Benchmarking

soma ships foundation-model benchmarks as first-class, registered code. A benchmark is not a folder of scripts you copy — it is a named entry in a registry inside the wheel that wires an existing curator, a committed config (or a config builder), a packaged reference table, and a scorer together behind one uniform interface. Because the protocol is code, soma list benchmarks enumerates it, soma reproduce drives it, and the published numbers cannot silently drift from a doc someone forgot to update — every per-benchmark page renders its reference table straight from the same CSV the tolerance check reads.

This page is the conceptual guide: the shared curate → configure → run → leaderboard → reproduce loop that every registered benchmark follows. The CLI page documents the exact command surface.

What a registered benchmark is

Each benchmark exposes a small, structural interface:

Piece

What it does

name

Registry key at per-dataset granularity (ocelot, eva/bach).

facet

The canonical fixed recipe backbone vs the varied axes (what a leaderboard facets on).

primary_metric

The metric the tolerance band is defined on.

canonical_seeds

The seeds reproduce runs by default, so the check is like-for-like against the published number.

curate(...)

Turns a raw public dataset into soma dataset.csv / splits.csv manifests (delegates to a curator).

build_config(**axes)

Emits the benchmark-faithful PipelineConfig for the chosen axes.

expected(**axes)

The reference row(s) — from the packaged reference/<name>.csv — for those axes.

score(run_dir)

Reads the run’s headline metric (the default reads summary.json; OCELOT overrides it with its greedy matcher).

The five steps

1. Curate. Turn a raw public layout into soma manifests. The benchmark delegates to a curator, so the output is the ordinary dataset.csv / splits.csv pair described in Dataset — soma never invents splits, it preserves the benchmark’s own. soma reproduce runs this step for you from --raw-root; you can also call the curator directly (see Curation).

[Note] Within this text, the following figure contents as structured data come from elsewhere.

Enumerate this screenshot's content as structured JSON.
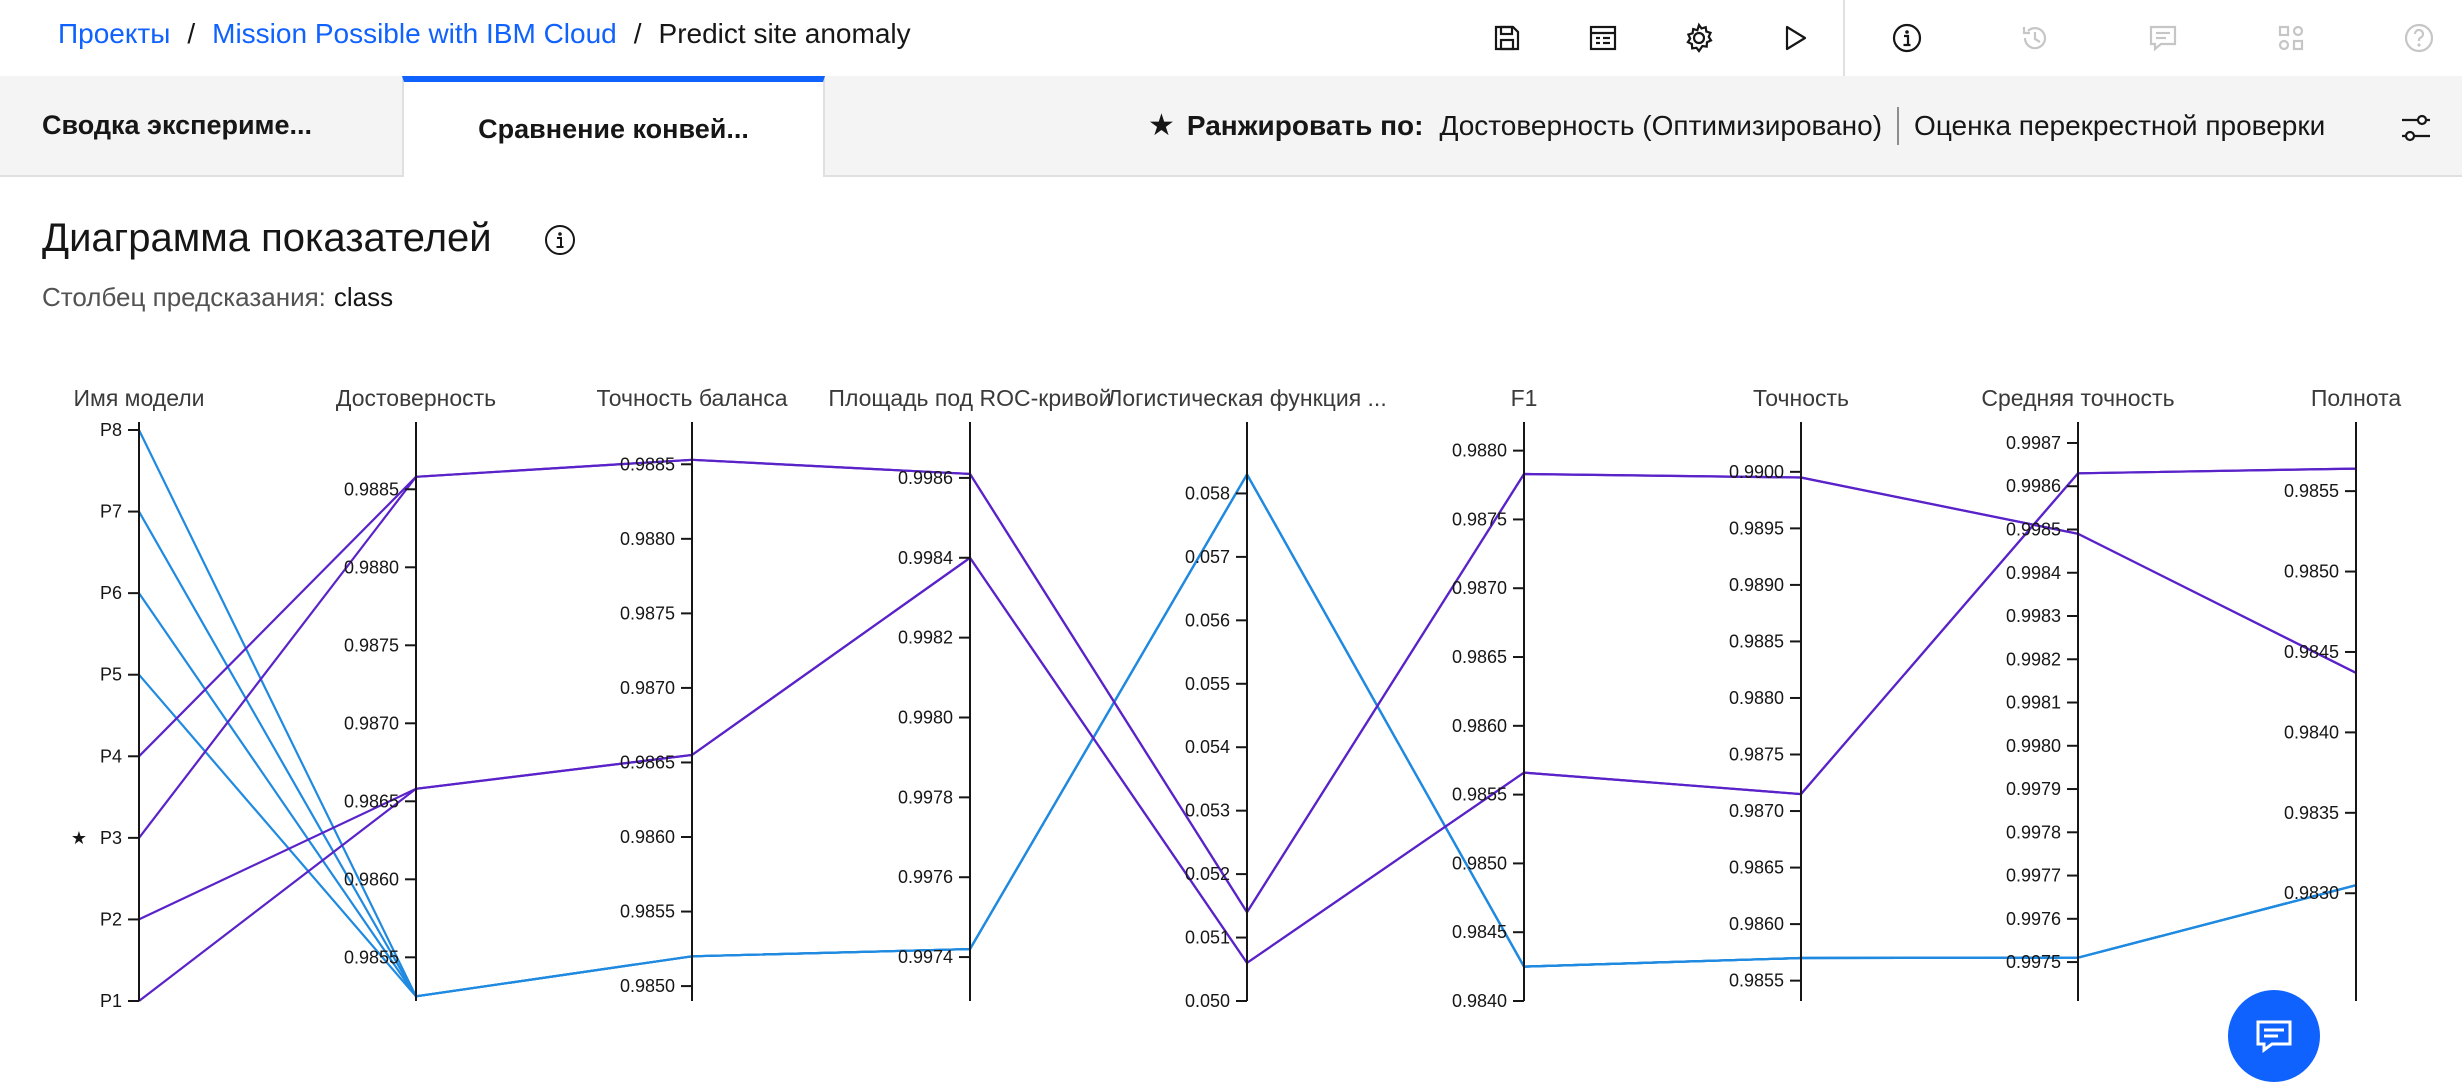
{
  "breadcrumb": {
    "items": [
      "Проекты",
      "Mission Possible with IBM Cloud"
    ],
    "separator": "/",
    "current": "Predict site anomaly"
  },
  "toolbar": {
    "icons": [
      "save-icon",
      "notebook-icon",
      "settings-icon",
      "run-icon",
      "info-icon",
      "history-icon",
      "comments-icon",
      "apps-icon",
      "help-icon"
    ]
  },
  "tabs": [
    {
      "label": "Сводка экспериме...",
      "selected": false
    },
    {
      "label": "Сравнение конвей...",
      "selected": true
    }
  ],
  "rank": {
    "star": "★",
    "label": "Ранжировать по:",
    "metric": "Достоверность (Оптимизировано)",
    "method": "Оценка перекрестной проверки"
  },
  "section": {
    "title": "Диаграмма показателей",
    "prediction_label": "Столбец предсказания:",
    "prediction_value": "class"
  },
  "colors": {
    "accent": "#0f62fe",
    "line_blue": "#1f8ae0",
    "line_purple": "#5a22c9"
  },
  "chart_data": {
    "type": "parallel-coordinates",
    "axes": [
      {
        "name": "Имя модели",
        "categorical": true,
        "ticks": [
          "P8",
          "P7",
          "P6",
          "P5",
          "P4",
          "P3",
          "P2",
          "P1"
        ],
        "starred": "P3"
      },
      {
        "name": "Достоверность",
        "min": 0.98522,
        "max": 0.98888,
        "ticks": [
          "0.9885",
          "0.9880",
          "0.9875",
          "0.9870",
          "0.9865",
          "0.9860",
          "0.9855"
        ]
      },
      {
        "name": "Точность баланса",
        "min": 0.9849,
        "max": 0.98873,
        "ticks": [
          "0.9885",
          "0.9880",
          "0.9875",
          "0.9870",
          "0.9865",
          "0.9860",
          "0.9855",
          "0.9850"
        ]
      },
      {
        "name": "Площадь под ROC-кривой",
        "min": 0.99729,
        "max": 0.99872,
        "ticks": [
          "0.9986",
          "0.9984",
          "0.9982",
          "0.9980",
          "0.9978",
          "0.9976",
          "0.9974"
        ]
      },
      {
        "name": "Логистическая функция ...",
        "min": 0.05,
        "max": 0.059,
        "ticks": [
          "0.058",
          "0.057",
          "0.056",
          "0.055",
          "0.054",
          "0.053",
          "0.052",
          "0.051",
          "0.050"
        ]
      },
      {
        "name": "F1",
        "min": 0.984,
        "max": 0.98815,
        "ticks": [
          "0.9880",
          "0.9875",
          "0.9870",
          "0.9865",
          "0.9860",
          "0.9855",
          "0.9850",
          "0.9845",
          "0.9840"
        ]
      },
      {
        "name": "Точность",
        "min": 0.98532,
        "max": 0.99037,
        "ticks": [
          "0.9900",
          "0.9895",
          "0.9890",
          "0.9885",
          "0.9880",
          "0.9875",
          "0.9870",
          "0.9865",
          "0.9860",
          "0.9855"
        ]
      },
      {
        "name": "Средняя точность",
        "min": 0.99741,
        "max": 0.99873,
        "ticks": [
          "0.9987",
          "0.9986",
          "0.9985",
          "0.9984",
          "0.9983",
          "0.9982",
          "0.9981",
          "0.9980",
          "0.9979",
          "0.9978",
          "0.9977",
          "0.9976",
          "0.9975"
        ]
      },
      {
        "name": "Полнота",
        "min": 0.98233,
        "max": 0.98588,
        "ticks": [
          "0.9855",
          "0.9850",
          "0.9845",
          "0.9840",
          "0.9835",
          "0.9830"
        ]
      }
    ],
    "series": [
      {
        "model": "P8",
        "color": "blue",
        "values": [
          0.98525,
          0.9852,
          0.99742,
          0.0583,
          0.98425,
          0.9857,
          0.99751,
          0.98305
        ]
      },
      {
        "model": "P7",
        "color": "blue",
        "values": [
          0.98525,
          0.9852,
          0.99742,
          0.0583,
          0.98425,
          0.9857,
          0.99751,
          0.98305
        ]
      },
      {
        "model": "P6",
        "color": "blue",
        "values": [
          0.98525,
          0.9852,
          0.99742,
          0.0583,
          0.98425,
          0.9857,
          0.99751,
          0.98305
        ]
      },
      {
        "model": "P5",
        "color": "blue",
        "values": [
          0.98525,
          0.9852,
          0.99742,
          0.0583,
          0.98425,
          0.9857,
          0.99751,
          0.98305
        ]
      },
      {
        "model": "P4",
        "color": "purple",
        "values": [
          0.98858,
          0.98853,
          0.99861,
          0.0514,
          0.98783,
          0.98995,
          0.99849,
          0.98437
        ]
      },
      {
        "model": "P3",
        "color": "purple",
        "values": [
          0.98858,
          0.98853,
          0.99861,
          0.0514,
          0.98783,
          0.98995,
          0.99849,
          0.98437
        ]
      },
      {
        "model": "P2",
        "color": "purple",
        "values": [
          0.98658,
          0.98655,
          0.9984,
          0.0506,
          0.98566,
          0.98715,
          0.99863,
          0.98564
        ]
      },
      {
        "model": "P1",
        "color": "purple",
        "values": [
          0.98658,
          0.98655,
          0.9984,
          0.0506,
          0.98566,
          0.98715,
          0.99863,
          0.98564
        ]
      }
    ]
  },
  "chat": {
    "icon": "chat-icon"
  }
}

2. Configure. build_config assembles the protocol-faithful config for the requested axes (encoder, spacing, …). This is the recipe that reproduces the published number — the training hyper-parameters, the frozen-encoder settings, the task head, and the metric are all fixed by the benchmark, not by you.

3. Run. A config runs like any other soma experiment — soma path/to/config.yaml (or python -m soma path/to/config.yaml). Each run writes a self-contained, self-describing bundle under output_root: the resolved config.yaml, per-fold metrics.json, and a run-level summary.json whose keys are split-prefixed (test/balanced_accuracy). soma reproduce drives this step for every canonical seed.

4. Leaderboard. soma leaderboard renders a faceted view over the completed run dirs under an output root — no re-training, it reads what the runs already wrote. A benchmark name supplies the canonical facet and reference band; --vary / --fix / --like shape the facet on top of it. The leaderboard is a view, so the same run dirs support many faceted tables.

5. Reproduce. soma reproduce <name> runs steps 1–4 end to end and tolerance-checks the primary metric against the packaged reference band, printing PASS / FAIL with the delta:

soma reproduce ocelot --raw-root /path/to/ocelot
soma reproduce eva/bach --raw-root /path/to/eva/bach

--curated-dir <dir> reuses an already-curated manifest (dataset.csv + splits.csv) and skips curation — handy when curation is expensive (HEST-bench explodes tens of thousands of spots to lossless PNGs) or you are sweeping encoders over one fixed manifest; --from-run-dir <dir> re-scores an existing run without re-training; --seeds 1 is the quickest smoke; a family prefix (soma reproduce eva) fans out over every member. Because the band lives in reference/<name>.csv and the check reads it directly, a green reproduce is evidence the environment matches, not that a number was typed correctly.

Registered benchmarks

List what is registered in your install:

soma list benchmarks

The bundled benchmarks each have a generated page with the protocol summary, the reference table (verbatim from its CSV), and the exact soma reproduce command:

  • OCELOT — the Detection path on the OCELOT 2023 cell-detection challenge, with the encoder × spacing ablation.

  • EVA — the Classification path on the kaiko-ai/eva patch suite (eva/<dataset>), varying the encoder.

  • HEST — the Regression path on the HEST-Benchmark gene-expression tasks (hest/<task>), a closed-form Ridge+PCA probe, varying the encoder.

See also

  • CLI — the exact reproduce / leaderboard / list benchmarks command surface.

  • Curation — the curators benchmarks delegate to.

  • Run outputs — the self-describing run bundle a leaderboard reads.